The results concerning quality of life adequately matched those concerning pain and functional impairment. No statistically significant differences could be found (somatic scale, doctor’s judgement: p = 0.19; psychic scale, doctor’s judgement: 0.42; somatic scale, patient’s judgement: p = 0.27; psychic scale, patient’s judgement: 0.88). No acute side effects were recorded.

Furthermore, there were no statistically significant differences in the results of patients who had a very low pain level after therapy (VAS ≤ 30) compared to those with a higher one.

A subgroup analysis examining the results of the hand joints and the knee joints separately resulted in statistically nonsignificant differences for all scores. Only the VAS score before radiotherapy was found to be a significant prognostic factor for pain relief (univariate search: Spearman and Kedall test, p < 0.001), so that patients with a higher pain level before therapy achieved a better result.
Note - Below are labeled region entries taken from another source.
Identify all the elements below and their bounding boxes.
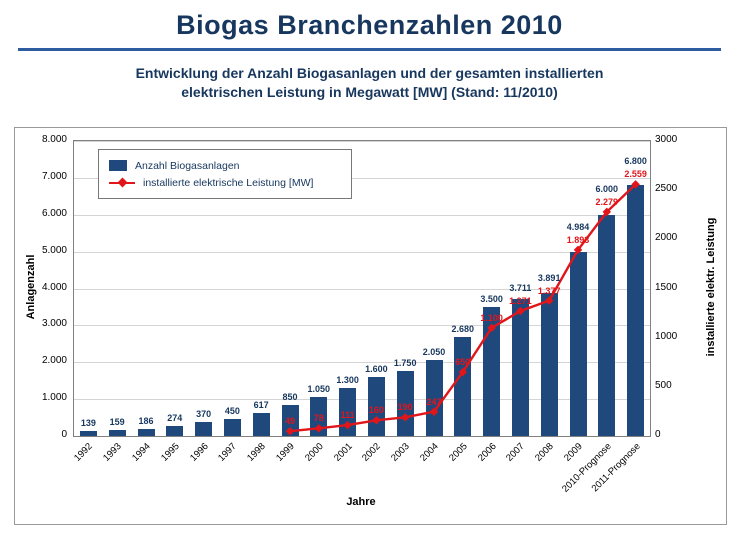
legend-line-swatch-icon (109, 177, 135, 187)
legend-item-line: installierte elektrische Leistung [MW] (109, 174, 339, 191)
right-axis-title: installierte elektr. Leistung (705, 217, 717, 357)
gridline (74, 325, 650, 327)
bar-value-label: 370 (196, 409, 212, 420)
left-axis-tick-label: 8.000 (41, 134, 67, 145)
line-value-label: 2.279 (595, 196, 619, 207)
bar (223, 419, 241, 436)
bar (569, 252, 587, 436)
left-axis-tick-label: 4.000 (41, 281, 67, 293)
bar-value-label: 274 (167, 412, 183, 423)
line-value-label: 2.559 (624, 169, 647, 180)
gridline (74, 251, 650, 253)
right-axis-tick-label: 2500 (655, 183, 678, 195)
gridline (74, 214, 650, 216)
right-axis-tick-label: 1000 (655, 330, 678, 342)
legend-line-label: installierte elektrische Leistung [MW] (143, 176, 314, 189)
bar-value-label: 1.050 (307, 384, 331, 395)
bar-value-label: 3.891 (537, 272, 561, 283)
chart-subtitle-line1: Entwicklung der Anzahl Biogasanlagen und… (135, 65, 604, 81)
gridline (74, 141, 650, 142)
chart-subtitle: Entwicklung der Anzahl Biogasanlagen und… (0, 64, 739, 102)
bar (252, 413, 270, 436)
left-axis-tick-label: 1.000 (41, 392, 67, 404)
bar (483, 306, 501, 436)
chart-legend: Anzahl Biogasanlagen installierte elektr… (98, 149, 352, 199)
bar-value-label: 6.800 (624, 156, 647, 167)
chart-subtitle-line2: elektrischen Leistung in Megawatt [MW] (… (181, 84, 558, 100)
bar (627, 185, 645, 436)
title-divider (18, 48, 721, 51)
bar-value-label: 186 (138, 416, 154, 427)
bar (511, 299, 529, 436)
bar-value-label: 6.000 (595, 183, 619, 194)
bar (166, 425, 184, 436)
legend-bar-swatch-icon (109, 160, 127, 171)
left-axis-tick-label: 0 (61, 429, 67, 440)
bar (598, 214, 616, 436)
right-axis-tick-label: 2000 (655, 232, 678, 244)
right-axis-tick-label: 0 (655, 429, 661, 440)
line-value-label: 1.377 (537, 285, 561, 296)
left-axis-tick-label: 5.000 (41, 244, 67, 256)
line-value-label: 650 (455, 357, 471, 368)
chart-area: Anlagenzahl installierte elektr. Leistun… (14, 127, 727, 525)
right-axis-tick-label: 500 (655, 379, 672, 391)
bar (108, 430, 126, 436)
bar-value-label: 1.750 (393, 358, 417, 369)
left-axis-tick-label: 6.000 (41, 207, 67, 219)
legend-item-bars: Anzahl Biogasanlagen (109, 157, 339, 174)
bar-value-label: 2.680 (451, 324, 475, 335)
gridline (74, 399, 650, 401)
bar-value-label: 2.050 (422, 347, 446, 358)
bar-value-label: 4.984 (566, 221, 590, 232)
left-axis-tick-label: 2.000 (41, 355, 67, 367)
bar-value-label: 1.300 (336, 375, 359, 386)
legend-bar-label: Anzahl Biogasanlagen (135, 159, 240, 172)
bar-value-label: 139 (80, 417, 96, 428)
gridline (74, 177, 650, 179)
bar-value-label: 450 (224, 406, 240, 417)
page-title: Biogas Branchenzahlen 2010 (176, 10, 563, 40)
bar (454, 337, 472, 436)
bar-value-label: 159 (109, 417, 125, 428)
line-value-label: 247 (426, 396, 442, 407)
line-value-label: 1.100 (480, 312, 503, 323)
bar (137, 429, 155, 436)
plot-area: Anzahl Biogasanlagen installierte elektr… (73, 140, 651, 437)
bar-value-label: 617 (253, 400, 269, 411)
bar (195, 422, 213, 436)
line-value-label: 1.271 (509, 296, 532, 307)
left-axis-tick-label: 7.000 (41, 170, 67, 182)
right-axis-tick-label: 1500 (655, 281, 678, 293)
left-axis-tick-label: 3.000 (41, 318, 67, 330)
right-axis-tick-label: 3000 (655, 134, 678, 145)
bar (79, 430, 97, 436)
x-axis-title: Jahre (346, 496, 376, 508)
line-value-label: 1.893 (566, 234, 590, 245)
bar (540, 292, 558, 436)
legend-diamond-marker-icon (117, 177, 128, 187)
The location, the duration of anamnesis, and the dose were found to be insignificant. The results of patients with rhizarthrosis compared to those with other locations in the hands were not significantly different. These results were confirmed by multivariate analysis.

Discussion

The aim of this study was to examine the analgesic effect of the standard dose compared to that of a very low dose. In summary, we found favorable pain relief and a limited improvement in functional and quality of life scores in both arms, there were no statistical differences.

Numerous retrospective studies—some of them even dating back to the 1930s—have shown favorable results concerning pain relief. We are well aware that these trials are of variable quality, the vast majority of the patients having been treated using orthovoltage machines and doses of 6 Gy. The older results have been summarized in the DEGRO (German Society for Radiation Oncology) S2k guideline [11]. To our knowledge, there is only one paper dealing with small joints exclusively, which showed good results as well [12]. More recent retrospective trials have been published by Koc et al. [13], Hautmann et al. [14], Micke et al. [15], and Donaubauer et al. [16]. All of these authors state a significant response of pain to radiotherapy. Hautmann et al. published an additional paper about re-irradiation in patients with insufficient response to the first radiotherapy series or recurrent pain, and regarded a second series as very effective [17]. A systematic review was written by Minten et al. [18]. They summarized that at that time—2016—insufficient data did not allow a valid conclusion to be drawn on the efficacy of radiotherapy.

Two very well designed randomized, controlled, and double-blinded trials were published in 2018 and 2019 (Minten et al. [19] and Mahler et al. [20]), showing no significant benefit for radiotherapy compared to sham therapy. These papers were published during the recruitment for our trial.

We are well aware of the limitations of this trial. This trial needed to be closed prematurely due to slow recruitment of patients. Furthermore, it appears possible that single patients may have guessed their dosage arm, especially when at least two joints in a patient were irradiated with different doses. The influence of oral medication during this trial was not assessed—in our opinion, it was unrealistic to limit intake of the oral analgesics.

These data may give the impression that low doses like 0.3 Gy may be effective in the treatment of inflammatory diseases. Further trials are recommendable: the effect of a conventional dose should be compared to placebo and the effect of low doses should be further investigated. It may be a point of discussion whether only the inflammatory pain component responds to radiotherapy and not the degenerative one. This theory follows the fact that preclinical studies were based on an inflammatory arthritis model rather than an osteoarthritis model [5,6,7].

Conclusion

Megavoltage radiotherapy is effective in yielding acceptable pain relief in the majority of patients, with no observed adverse effects. Potentially, very-low-dose radiotherapy is effective as well.